Только один человек
Шрифт:
— Но где ты слыхал про такое все же...
— А эта, Киколина, какова на твой взгляд?
— Да так, ничего плохого.
— Ничего плохого, да? — пристыдил его железнодорожник. — Погляди-ка мне прямо в глаза.
Братья так быстро крутили головами, будто их скамья стояла на теннисных кортах.
— Так возьми и выскажи свое мнение прямо в лицо.
— Ты что, подшутить надо мной собрался, Колиа?
— А к чему? Ты и без того шут...
— Что? Что-оо...
— А то, что мотаешься на своих поездах по белу свету из конца в конец, туда...
Тут Гришу внезапно осенило — выхватив из кармана гребешок, переломил его надвое и бросил одну половинку в сторону одного, а другую — в сторону второго, так называемого Колии. И какие же вдруг выросли прекрасные горы! Выросли и закрыли собою местные силы...
Отсель не заставляйте меня постоянно повторять, что это сказка...
— А ты хват, Гриша, — одобрил
— Ведь мы же договорились, — сказал Гриша таким тоном, будто и в самом деле был хозяином своего слова. — Условились же, что прибережем силы для той деревни, чего же ради было нам связываться с какой-то...
— Швалью?! — донесся откуда-то голос железнодорожника.
— Трудный народ, очень трудный, — отметил Шалва, — но дай бог им...
Очень маленький немолодой ослик провез мимо довольно-таки большую тачку, до отказа нагруженную продуктовыми мешками. Как это ни удивительно, никто его не погонял: верно, он и без хозяина знал свое дело и свои пути-дороги. По размерам его можно было принять на первый взгляд за осленка, если б не печальные-препечальные глаза, которые ясно говорили о том, сколько томительно длинных, скучных дорог пройдено им в жизни. Но поворот есть поворот, и ослик, свернув за угол, скрылся из глаз.

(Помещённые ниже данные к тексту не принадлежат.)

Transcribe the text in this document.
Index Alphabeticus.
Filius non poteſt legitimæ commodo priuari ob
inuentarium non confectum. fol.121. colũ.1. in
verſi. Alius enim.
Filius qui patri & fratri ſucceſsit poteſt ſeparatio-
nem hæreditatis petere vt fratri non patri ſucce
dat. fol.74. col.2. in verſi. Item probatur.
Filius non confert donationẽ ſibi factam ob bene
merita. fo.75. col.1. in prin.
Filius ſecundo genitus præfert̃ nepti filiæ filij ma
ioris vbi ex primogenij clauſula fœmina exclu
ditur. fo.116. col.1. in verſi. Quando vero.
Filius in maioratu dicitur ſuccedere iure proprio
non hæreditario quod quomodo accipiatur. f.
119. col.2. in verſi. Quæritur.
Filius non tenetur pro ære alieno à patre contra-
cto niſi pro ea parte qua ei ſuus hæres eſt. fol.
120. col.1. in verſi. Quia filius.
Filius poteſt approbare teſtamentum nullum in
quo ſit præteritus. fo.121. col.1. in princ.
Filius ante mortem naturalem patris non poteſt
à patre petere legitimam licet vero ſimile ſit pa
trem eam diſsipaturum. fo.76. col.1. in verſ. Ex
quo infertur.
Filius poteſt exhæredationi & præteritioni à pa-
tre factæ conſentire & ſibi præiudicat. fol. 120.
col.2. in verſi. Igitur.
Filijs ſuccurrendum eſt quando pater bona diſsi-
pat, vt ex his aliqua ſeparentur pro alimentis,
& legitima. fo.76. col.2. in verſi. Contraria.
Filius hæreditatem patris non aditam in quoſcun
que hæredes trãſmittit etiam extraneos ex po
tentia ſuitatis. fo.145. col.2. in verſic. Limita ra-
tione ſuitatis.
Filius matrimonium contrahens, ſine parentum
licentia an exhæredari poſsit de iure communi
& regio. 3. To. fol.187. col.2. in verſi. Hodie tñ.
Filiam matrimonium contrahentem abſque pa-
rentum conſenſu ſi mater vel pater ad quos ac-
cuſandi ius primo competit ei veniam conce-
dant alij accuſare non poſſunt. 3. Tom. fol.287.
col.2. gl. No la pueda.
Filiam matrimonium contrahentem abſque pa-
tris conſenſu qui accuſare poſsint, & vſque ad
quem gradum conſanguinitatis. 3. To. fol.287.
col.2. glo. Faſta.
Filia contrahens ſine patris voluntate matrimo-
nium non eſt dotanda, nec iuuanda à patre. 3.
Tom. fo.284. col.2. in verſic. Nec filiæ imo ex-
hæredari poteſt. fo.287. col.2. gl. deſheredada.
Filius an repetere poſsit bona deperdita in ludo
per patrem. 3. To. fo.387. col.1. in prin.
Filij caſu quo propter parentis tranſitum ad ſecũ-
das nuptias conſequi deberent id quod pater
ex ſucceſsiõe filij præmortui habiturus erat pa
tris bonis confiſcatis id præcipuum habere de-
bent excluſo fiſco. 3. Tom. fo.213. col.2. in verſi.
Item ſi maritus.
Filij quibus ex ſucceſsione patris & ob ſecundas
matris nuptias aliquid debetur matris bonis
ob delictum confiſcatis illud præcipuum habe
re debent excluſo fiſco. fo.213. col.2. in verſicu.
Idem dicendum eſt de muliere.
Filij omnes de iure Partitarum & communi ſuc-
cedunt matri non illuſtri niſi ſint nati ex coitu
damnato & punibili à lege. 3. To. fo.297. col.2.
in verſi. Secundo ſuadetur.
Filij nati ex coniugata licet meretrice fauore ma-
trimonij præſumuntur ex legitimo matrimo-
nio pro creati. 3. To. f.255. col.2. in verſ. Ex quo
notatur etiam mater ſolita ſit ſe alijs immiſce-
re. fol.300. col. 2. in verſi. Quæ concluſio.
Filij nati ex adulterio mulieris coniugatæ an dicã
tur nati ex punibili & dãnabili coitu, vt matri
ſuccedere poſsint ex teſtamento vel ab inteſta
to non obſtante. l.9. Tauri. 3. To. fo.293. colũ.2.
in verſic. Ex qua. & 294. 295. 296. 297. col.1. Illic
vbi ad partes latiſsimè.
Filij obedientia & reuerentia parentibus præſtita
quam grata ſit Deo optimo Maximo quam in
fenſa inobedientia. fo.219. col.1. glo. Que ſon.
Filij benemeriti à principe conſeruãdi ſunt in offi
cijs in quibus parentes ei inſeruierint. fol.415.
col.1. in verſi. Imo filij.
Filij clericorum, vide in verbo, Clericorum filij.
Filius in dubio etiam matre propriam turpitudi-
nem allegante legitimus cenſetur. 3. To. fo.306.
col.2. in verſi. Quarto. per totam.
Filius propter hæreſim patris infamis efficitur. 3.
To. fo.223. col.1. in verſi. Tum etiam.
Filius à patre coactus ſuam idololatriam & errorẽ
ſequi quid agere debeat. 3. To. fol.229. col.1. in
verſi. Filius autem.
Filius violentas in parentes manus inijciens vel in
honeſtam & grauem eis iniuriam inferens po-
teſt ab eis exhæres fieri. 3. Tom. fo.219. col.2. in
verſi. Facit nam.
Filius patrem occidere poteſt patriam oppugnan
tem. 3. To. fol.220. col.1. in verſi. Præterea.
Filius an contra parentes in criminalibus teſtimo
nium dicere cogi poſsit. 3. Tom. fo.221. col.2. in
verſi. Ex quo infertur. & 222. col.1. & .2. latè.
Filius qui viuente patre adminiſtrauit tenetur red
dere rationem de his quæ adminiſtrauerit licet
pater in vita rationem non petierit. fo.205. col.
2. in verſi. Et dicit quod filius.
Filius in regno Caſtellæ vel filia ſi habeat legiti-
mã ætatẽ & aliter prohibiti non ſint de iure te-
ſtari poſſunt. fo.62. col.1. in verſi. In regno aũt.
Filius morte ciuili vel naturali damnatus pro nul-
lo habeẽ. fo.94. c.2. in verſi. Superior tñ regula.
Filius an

— Ох, и люблю же я моих ненаглядных паяцев, — с жаром заговорил Шалва, — они были предтечами и основополагателями столь любезной вам комедии дель арте, да и по сию пору в нас еще живет, согревая нам душу, частица их далекой души! Но одно вы должны запомнить раз навсегда и неукоснительно...
— Что...
— Что паяцы были свободны.
— Ты это наверняка знаешь? — нерешительно выразил сомнение Гриша. — Свобода довольно-таки редкая птица...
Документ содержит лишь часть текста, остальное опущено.